Automating the collection, cleaning, organizing, and analysis of data collected throughout the clinical trial makes the process more efficient.
Smart queries: Potential errors and inconsistencies can be identified in data through this automated process. Smart query systems allow machine learning algorithms to analyze clinical trial data entries and explore which items can be highlighted for various field items. The system learns the expected value ranges and raises queries for issues outside the standard deviation.
Medical coding: Standardizing medical diagnoses and procedures facilitates accurate data analysis and reporting. Medical drug dictionaries such as WHODD and MedDRA are much easier to work with using rules-based parameters that ensure each piece of data is coded according to industry standards every time. The system will match the verbatim text of the study with the dictionary terms for the given practice specialty to ensure all codes are accurate and reliable.
Query management: Responding to queries is often a time-consuming process that can dramatically extend the time and cost it takes to complete clinical trials. Intelligent automation delivers the quality control necessary to reduce redundancy and deliver more accurate, complete, and reliable results by clustering queries according to importance.

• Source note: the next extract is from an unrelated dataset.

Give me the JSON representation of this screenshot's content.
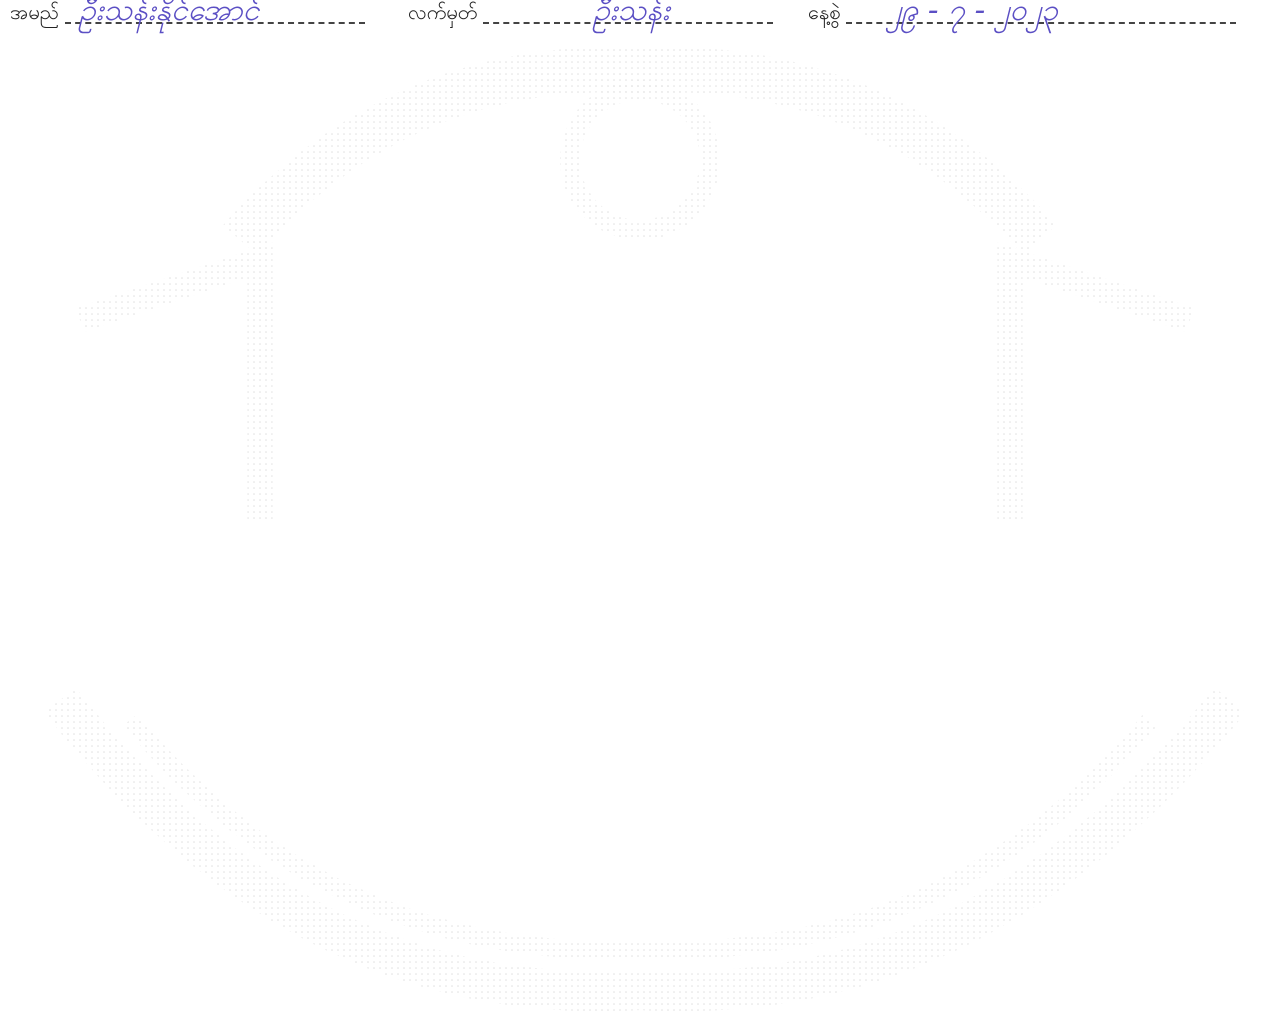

Smart SDV: Source data verification or SDV helps to ensure that all data collection activities are optimized and data sets can be proofed as quickly as possible using electronic data capture technology.

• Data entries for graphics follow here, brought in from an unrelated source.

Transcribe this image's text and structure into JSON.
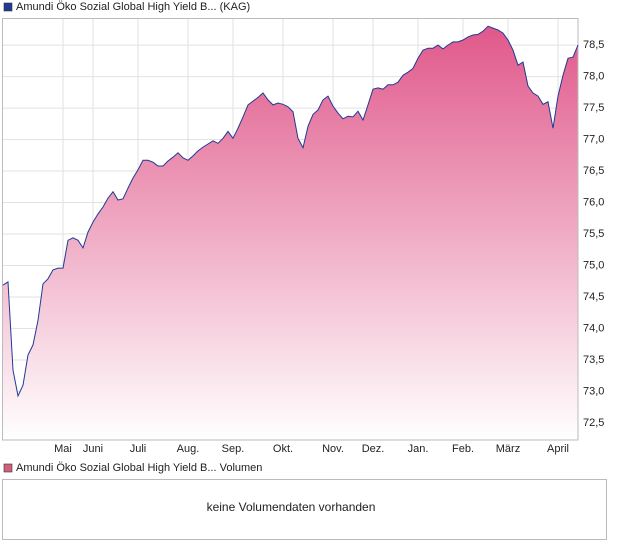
{
  "chart_data": [
    {
      "type": "area",
      "series": [
        {
          "name": "Amundi Öko Sozial Global High Yield B... (KAG)",
          "color": "#1f3a93",
          "fill": "#e0588a",
          "values": [
            74.69,
            74.74,
            73.34,
            72.93,
            73.1,
            73.58,
            73.74,
            74.13,
            74.71,
            74.79,
            74.93,
            74.96,
            74.96,
            75.4,
            75.44,
            75.4,
            75.28,
            75.53,
            75.69,
            75.82,
            75.93,
            76.07,
            76.17,
            76.04,
            76.06,
            76.23,
            76.39,
            76.52,
            76.67,
            76.67,
            76.64,
            76.58,
            76.58,
            76.66,
            76.72,
            76.79,
            76.71,
            76.67,
            76.74,
            76.82,
            76.88,
            76.93,
            76.98,
            76.94,
            77.02,
            77.13,
            77.02,
            77.18,
            77.36,
            77.55,
            77.61,
            77.67,
            77.74,
            77.63,
            77.55,
            77.58,
            77.56,
            77.52,
            77.44,
            77.02,
            76.87,
            77.21,
            77.4,
            77.47,
            77.63,
            77.69,
            77.53,
            77.42,
            77.33,
            77.37,
            77.36,
            77.45,
            77.31,
            77.55,
            77.8,
            77.82,
            77.8,
            77.87,
            77.87,
            77.91,
            78.02,
            78.07,
            78.13,
            78.29,
            78.42,
            78.45,
            78.45,
            78.5,
            78.44,
            78.5,
            78.55,
            78.55,
            78.58,
            78.63,
            78.66,
            78.67,
            78.72,
            78.8,
            78.77,
            78.74,
            78.69,
            78.58,
            78.42,
            78.18,
            78.23,
            77.85,
            77.74,
            77.69,
            77.56,
            77.6,
            77.18,
            77.69,
            78.02,
            78.29,
            78.31,
            78.5
          ]
        }
      ],
      "categories": [
        null,
        null,
        null,
        null,
        null,
        null,
        null,
        null,
        null,
        null,
        null,
        null,
        "Mai",
        null,
        null,
        null,
        null,
        null,
        "Juni",
        null,
        null,
        null,
        null,
        null,
        null,
        null,
        null,
        "Juli",
        null,
        null,
        null,
        null,
        null,
        null,
        null,
        null,
        null,
        "Aug.",
        null,
        null,
        null,
        null,
        null,
        null,
        null,
        null,
        "Sep.",
        null,
        null,
        null,
        null,
        null,
        null,
        null,
        null,
        null,
        "Okt.",
        null,
        null,
        null,
        null,
        null,
        null,
        null,
        null,
        null,
        "Nov.",
        null,
        null,
        null,
        null,
        null,
        null,
        null,
        "Dez.",
        null,
        null,
        null,
        null,
        null,
        null,
        null,
        null,
        "Jan.",
        null,
        null,
        null,
        null,
        null,
        null,
        null,
        null,
        "Feb.",
        null,
        null,
        null,
        null,
        null,
        null,
        null,
        null,
        "März",
        null,
        null,
        null,
        null,
        null,
        null,
        null,
        null,
        null,
        "April",
        null,
        null,
        null,
        null
      ],
      "ylim": [
        72.23,
        78.93
      ],
      "yticks": [
        {
          "value": 72.5,
          "label": "72,5"
        },
        {
          "value": 73.0,
          "label": "73,0"
        },
        {
          "value": 73.5,
          "label": "73,5"
        },
        {
          "value": 74.0,
          "label": "74,0"
        },
        {
          "value": 74.5,
          "label": "74,5"
        },
        {
          "value": 75.0,
          "label": "75,0"
        },
        {
          "value": 75.5,
          "label": "75,5"
        },
        {
          "value": 76.0,
          "label": "76,0"
        },
        {
          "value": 76.5,
          "label": "76,5"
        },
        {
          "value": 77.0,
          "label": "77,0"
        },
        {
          "value": 77.5,
          "label": "77,5"
        },
        {
          "value": 78.0,
          "label": "78,0"
        },
        {
          "value": 78.5,
          "label": "78,5"
        }
      ],
      "grid": true
    },
    {
      "type": "volume",
      "legend": "Amundi Öko Sozial Global High Yield B... Volumen",
      "color": "#d0607e",
      "message": "keine Volumendaten vorhanden"
    }
  ]
}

Data analysis helps to interpret and generate insights from the collected data to answer all the research questions.
Automation and machine learning deliver robust utility in all data analysis, management, and utilization areas. Classification, clustering, and predictive analytics are just a few areas where these systems help to cull actionable, medically useful insights from disparate datasets.
The final endpoint of clinical trial proceedings is being able to hand off findings to regulators successfully. The process requires a substantial degree of documentation. Automation grants the control necessary to ensure that all versions of data are valid and reliable.
CSR automation: Clinical study reports are summaries of the findings of the clinical trial and are generated in a structured format for regulatory review using the Study Protocol and the Study Analysis Report (SAR). Under the current guidelines from the International Council for Harmonization of Technical Requirements for Pharmaceuticals for Human Use (ICH) Guideline for Good Clinical Practice (GCP), natural language processing (NLP) may be used to streamline these processes.
Clinical trial automation challenges are many
While the potential benefits of implementing automation for pre-clinical and clinical trials are vast, there are some challenges, too. For instance, the initial investment costs may be high, the risk to patient privacy and data security is ever present, and integrating automation technologies with legacy software and training staff to use them is at times daunting. However, pharmaceutical companies that weigh the pros and cons and leverage healthcare software development to drive automation and accelerate the development of life-saving treatments for patients will stand to gain in the long run.